Concernant le passage de la forme « collection » à la forme « inventaire », il faut peut-être moins penser un basculement de l’une à l’autre qu’une juxtaposition, et parfois une hybridation de leurs logiques : montrer, dénombrer, classifier. Si l’on sort de l’idée du caractère exclusif des grandes catégories ontologiques, et au premier chef de l’antinomie entre naturalisme et analogisme, alors on s’aperçoit qu’il existe, dans la pratique même des sciences naturelles, des régimes de savoir et de visibilité mixtes, qui entremêlent inextricablement des éléments des deux ontologies – c’est d’ailleurs pour cette raison que je parle de rémanences analogistes. 

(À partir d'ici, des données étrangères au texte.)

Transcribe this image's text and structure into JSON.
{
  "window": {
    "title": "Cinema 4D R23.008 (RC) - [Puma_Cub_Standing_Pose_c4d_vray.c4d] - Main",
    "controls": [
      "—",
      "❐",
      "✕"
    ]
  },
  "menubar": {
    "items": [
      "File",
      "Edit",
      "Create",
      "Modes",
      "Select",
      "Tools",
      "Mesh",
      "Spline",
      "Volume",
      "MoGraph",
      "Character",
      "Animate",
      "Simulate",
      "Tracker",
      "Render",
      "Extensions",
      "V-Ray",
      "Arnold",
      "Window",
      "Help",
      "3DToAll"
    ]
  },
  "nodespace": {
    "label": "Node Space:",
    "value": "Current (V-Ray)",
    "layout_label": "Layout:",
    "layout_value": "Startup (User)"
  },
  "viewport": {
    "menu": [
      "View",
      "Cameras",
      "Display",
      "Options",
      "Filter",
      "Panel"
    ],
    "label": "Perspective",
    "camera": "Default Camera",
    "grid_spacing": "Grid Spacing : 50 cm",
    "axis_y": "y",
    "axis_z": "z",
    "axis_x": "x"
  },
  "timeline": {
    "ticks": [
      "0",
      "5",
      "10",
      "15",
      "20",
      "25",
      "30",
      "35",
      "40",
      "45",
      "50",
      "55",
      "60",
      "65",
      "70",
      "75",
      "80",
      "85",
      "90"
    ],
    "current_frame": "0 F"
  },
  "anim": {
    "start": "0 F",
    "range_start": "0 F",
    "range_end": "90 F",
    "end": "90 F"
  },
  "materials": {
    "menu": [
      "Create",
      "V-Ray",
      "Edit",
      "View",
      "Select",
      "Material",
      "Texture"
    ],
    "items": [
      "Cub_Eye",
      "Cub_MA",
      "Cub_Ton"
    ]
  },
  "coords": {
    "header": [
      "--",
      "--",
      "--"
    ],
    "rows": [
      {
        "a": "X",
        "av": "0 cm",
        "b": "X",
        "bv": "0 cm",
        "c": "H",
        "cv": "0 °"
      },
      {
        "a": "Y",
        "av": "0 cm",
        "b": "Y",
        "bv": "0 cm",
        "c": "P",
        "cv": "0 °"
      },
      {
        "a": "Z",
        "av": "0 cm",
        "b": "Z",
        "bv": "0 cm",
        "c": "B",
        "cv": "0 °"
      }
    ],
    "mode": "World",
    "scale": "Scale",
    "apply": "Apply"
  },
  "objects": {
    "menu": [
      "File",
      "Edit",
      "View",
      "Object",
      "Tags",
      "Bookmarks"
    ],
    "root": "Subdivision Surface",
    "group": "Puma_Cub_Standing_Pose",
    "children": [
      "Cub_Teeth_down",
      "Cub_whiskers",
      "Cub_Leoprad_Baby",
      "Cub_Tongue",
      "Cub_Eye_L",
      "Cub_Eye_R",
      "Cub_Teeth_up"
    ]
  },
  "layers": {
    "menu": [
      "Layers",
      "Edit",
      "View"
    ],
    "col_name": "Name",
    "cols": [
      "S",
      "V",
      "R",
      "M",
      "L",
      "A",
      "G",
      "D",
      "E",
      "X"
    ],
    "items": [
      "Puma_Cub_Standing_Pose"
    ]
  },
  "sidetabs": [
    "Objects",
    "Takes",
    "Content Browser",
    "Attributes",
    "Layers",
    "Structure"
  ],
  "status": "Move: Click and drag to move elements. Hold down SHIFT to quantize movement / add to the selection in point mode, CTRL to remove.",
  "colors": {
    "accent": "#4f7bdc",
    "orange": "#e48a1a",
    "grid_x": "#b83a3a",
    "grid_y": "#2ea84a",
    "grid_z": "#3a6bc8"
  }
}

Reprenons la phrase citée tout à l’heure : « avec Ponge, le pluriel du monde est de retour ». Ce que j’ai voulu dire, c’est qu’« avec Ponge, le pluriel du monde est de retour dans les années 1930 ». Si j’ai arrêté mon enquête au sortir de la Seconde Guerre mondiale, c’est avant tout pour laisser au lecteur le soin et la liberté de peupler la suite de cette histoire avec ses propres références contemporaines. Car les expériences de remariage entre arts et sciences, avec pour finalité la production de ce que Goethe appelait un « empirisme tendre », une description enamourée de son objet, sont nombreuses au XXe siècle, et on pourrait même dire qu’elles prolifèrent depuis une dizaine d’années. Mais c’est aussi parce que les années 1930 sont une période charnière. Comme le dit Ponge, on est alors saturé de savoirs qui « ne parlent que de l’homme » : philosophie, psychologie, sociologie, histoire… Toutes ces disciplines, dans ces années-là, sont des anthropocentrismes forcenés. Et si Ponge passe son temps à décrire des crevettes et des éponges, c’est, dit-il, pour « ne plus parler de l’homme ». C’est aussi à cette époque qu’on trouve la première biographie animale, avec Flush, de Virginia Woolf, l’autobiographie d’un chien. Ce projet littéraire va très loin : il s’agit de décrire le monde tel que le ressent un chien, un monde dont l’appréhension passe moins par la vision que par l’odorat : toute la biographie de Flush est une sorte de chemin d’odeurs. Dans ces mêmes années, il y a aussi de profondes crises en anthropologie : on voit apparaître les premières anthropologies inversées, symétriques. Dans The Savage hits back, publié en 1937, Julius Lips, qui vient de fuir la barbarie nazie, se demande comment les colonisés voient le colonisateur. Et la même année, dans une tribune publiée dans la presse britannique, Tom Harrisson – qui est tout à la fois birdwatcher et ethnographe – plaide pour « une anthropologie de nous-mêmes ». L’Europe sombre dans la violence la plus abjecte, et, du coup, le mur du grand partage entre « eux », les « sauvages », et « nous », les « modernes », les civilisés, se fendille.  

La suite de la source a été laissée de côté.